冬場はリビングだけを暖めがちですが、ヒートショック予防の観点からは、家全体の温度差をなくすことが理想です。エアコンを使う際は、リビングだけでなく、脱衣所や浴室につながる廊下なども含めて、家全体がほんのり暖かい状態を保つように設定しましょう。タイマー機能を活用して、入浴する時間帯に合わせて廊下などを暖めておくのも効果的です。

まとめ・・

ヒートショックは、交通事故よりも多くの命を奪う、身近に潜む危険です。特に、高血圧などの持病がある高齢の親を持つ方にとって、決して他人事ではありません。

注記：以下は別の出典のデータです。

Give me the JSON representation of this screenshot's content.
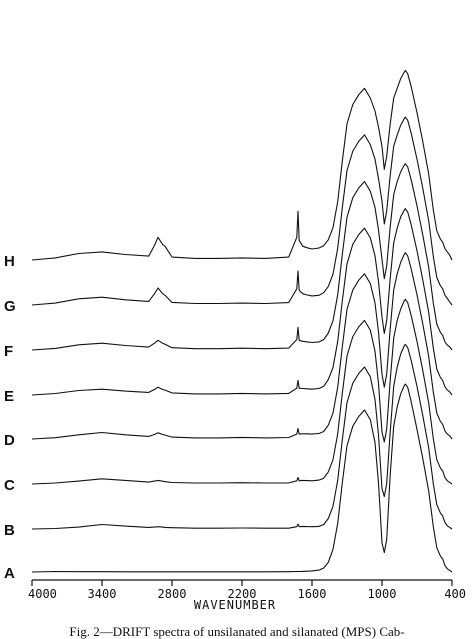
{
  "caption": "Fig. 2—DRIFT spectra of unsilanated and silanated (MPS) Cab-",
  "chart_data": {
    "type": "line",
    "title": "",
    "xlabel": "WAVENUMBER",
    "ylabel": "",
    "xlim": [
      4000,
      400
    ],
    "x_reversed": true,
    "x_ticks": [
      4000,
      3400,
      2800,
      2200,
      1600,
      1000,
      400
    ],
    "x_tick_labels": [
      "4000",
      "3400",
      "2800",
      "2200",
      "1600",
      "1000",
      "400"
    ],
    "offset_stacked": true,
    "y_values_note": "relative absorbance, offset per spectrum",
    "x": [
      4000,
      3800,
      3600,
      3400,
      3200,
      3000,
      2950,
      2920,
      2880,
      2860,
      2800,
      2600,
      2400,
      2200,
      2000,
      1800,
      1730,
      1720,
      1710,
      1680,
      1640,
      1600,
      1540,
      1500,
      1460,
      1420,
      1380,
      1340,
      1300,
      1250,
      1200,
      1150,
      1100,
      1060,
      1030,
      1000,
      980,
      960,
      930,
      900,
      870,
      840,
      810,
      800,
      780,
      750,
      700,
      650,
      600,
      560,
      530,
      500,
      480,
      470,
      460,
      440,
      420,
      400
    ],
    "series": [
      {
        "name": "A",
        "values": [
          0,
          0.3,
          0.2,
          0.2,
          0.15,
          0.1,
          0.1,
          0.1,
          0.1,
          0.1,
          0.1,
          0.1,
          0.1,
          0.1,
          0.1,
          0.2,
          0.3,
          0.3,
          0.3,
          0.4,
          0.5,
          0.7,
          1.2,
          2.5,
          6,
          14,
          30,
          55,
          78,
          90,
          96,
          100,
          94,
          80,
          55,
          18,
          12,
          20,
          60,
          90,
          102,
          110,
          115,
          116,
          114,
          105,
          88,
          70,
          50,
          28,
          15,
          10,
          8,
          6,
          4,
          2,
          1,
          0
        ]
      },
      {
        "name": "B",
        "values": [
          0,
          0.3,
          1.2,
          2.8,
          1.8,
          1.0,
          1.2,
          1.4,
          1.2,
          1.0,
          0.8,
          0.5,
          0.5,
          0.6,
          0.5,
          0.5,
          1.4,
          3.0,
          1.4,
          1.6,
          1.5,
          1.4,
          1.6,
          2.8,
          6.5,
          14,
          30,
          55,
          78,
          90,
          96,
          100,
          94,
          80,
          58,
          25,
          20,
          28,
          60,
          88,
          100,
          108,
          113,
          114,
          112,
          104,
          88,
          70,
          50,
          28,
          15,
          10,
          8,
          6,
          4,
          2,
          1,
          0
        ]
      },
      {
        "name": "C",
        "values": [
          0,
          0.6,
          1.8,
          3.2,
          2.2,
          1.2,
          1.8,
          2.2,
          1.7,
          1.4,
          0.9,
          0.6,
          0.6,
          0.8,
          0.6,
          0.7,
          2.0,
          4.0,
          2.0,
          2.2,
          2.1,
          2.0,
          2.4,
          3.6,
          7.5,
          15,
          31,
          56,
          79,
          91,
          97,
          101,
          95,
          82,
          62,
          32,
          26,
          34,
          64,
          90,
          101,
          108,
          113,
          114,
          112,
          104,
          88,
          70,
          50,
          28,
          15,
          10,
          8,
          6,
          4,
          2,
          1,
          0
        ]
      },
      {
        "name": "D",
        "values": [
          0,
          0.8,
          2.6,
          4.0,
          2.6,
          1.6,
          2.8,
          3.8,
          2.8,
          2.4,
          1.2,
          0.7,
          0.7,
          1.0,
          0.7,
          0.9,
          3.0,
          6.5,
          3.0,
          3.2,
          3.2,
          3.0,
          3.4,
          4.6,
          8.5,
          16,
          32,
          57,
          80,
          92,
          98,
          102,
          96,
          84,
          66,
          40,
          32,
          40,
          68,
          92,
          102,
          109,
          114,
          115,
          113,
          105,
          89,
          71,
          51,
          29,
          16,
          11,
          9,
          7,
          5,
          3,
          2,
          0
        ]
      },
      {
        "name": "E",
        "values": [
          0,
          0.9,
          2.8,
          3.6,
          2.4,
          1.6,
          3.4,
          4.8,
          3.4,
          3.0,
          1.3,
          0.7,
          0.7,
          1.0,
          0.7,
          1.0,
          4.2,
          9.0,
          4.2,
          4.0,
          3.8,
          3.6,
          4.0,
          5.4,
          9.5,
          17,
          33,
          58,
          81,
          93,
          99,
          103,
          97,
          86,
          70,
          48,
          38,
          46,
          72,
          94,
          103,
          110,
          114,
          115,
          113,
          105,
          89,
          71,
          51,
          29,
          16,
          11,
          9,
          7,
          5,
          3,
          2,
          0
        ]
      },
      {
        "name": "F",
        "values": [
          0,
          1.0,
          3.2,
          4.2,
          2.8,
          1.8,
          4.2,
          6.0,
          4.2,
          3.6,
          1.4,
          0.8,
          0.8,
          1.1,
          0.8,
          1.2,
          6.5,
          14,
          6.0,
          5.4,
          5.0,
          4.6,
          5.0,
          6.4,
          10.5,
          18,
          34,
          59,
          82,
          94,
          100,
          104,
          98,
          88,
          74,
          56,
          44,
          52,
          76,
          96,
          104,
          110,
          114,
          115,
          113,
          105,
          89,
          71,
          51,
          29,
          16,
          11,
          9,
          7,
          5,
          3,
          2,
          0
        ]
      },
      {
        "name": "G",
        "values": [
          0,
          1.2,
          3.8,
          4.8,
          3.2,
          2.2,
          7.0,
          10.5,
          7.0,
          6.0,
          1.6,
          0.9,
          0.9,
          1.2,
          0.9,
          1.5,
          10,
          21,
          9.0,
          7.0,
          6.2,
          5.6,
          6.0,
          7.6,
          11.5,
          19,
          35,
          60,
          83,
          95,
          101,
          105,
          99,
          90,
          78,
          64,
          50,
          58,
          80,
          98,
          105,
          111,
          115,
          116,
          114,
          106,
          90,
          72,
          52,
          30,
          17,
          12,
          10,
          8,
          6,
          4,
          2,
          0
        ]
      },
      {
        "name": "H",
        "values": [
          0,
          1.3,
          4.0,
          5.0,
          3.4,
          2.4,
          9.0,
          14,
          9.5,
          8.5,
          1.8,
          1.0,
          1.0,
          1.3,
          1.0,
          1.8,
          14,
          30,
          12,
          8.5,
          7.5,
          6.8,
          7.4,
          8.8,
          12.5,
          20,
          36,
          61,
          84,
          96,
          102,
          106,
          100,
          92,
          82,
          70,
          56,
          64,
          84,
          100,
          106,
          112,
          116,
          117,
          115,
          107,
          91,
          73,
          53,
          31,
          18,
          13,
          11,
          9,
          7,
          5,
          3,
          0
        ]
      }
    ]
  }
}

しかし、ヒートショックは正しい知識と少しの工夫で予防できる可能性が高いものです。

  • 死亡者数は年間約19,000人と推計され、高齢者や持病のある人は特にハイリスク
  • 予防の鍵は「家の中の温度差をなくす」こと
  • 「脱衣所を暖める」「お湯は41度以下」など、今日からできる対策を実践する
  • 万が一に備え、正しい対処法を家族で共有しておく

この記事を参考に、ぜひ今日からヒートショック対策を始めてみてください。あなたやご家族の小さな行動が、大切な人の命を守ることに繋がります。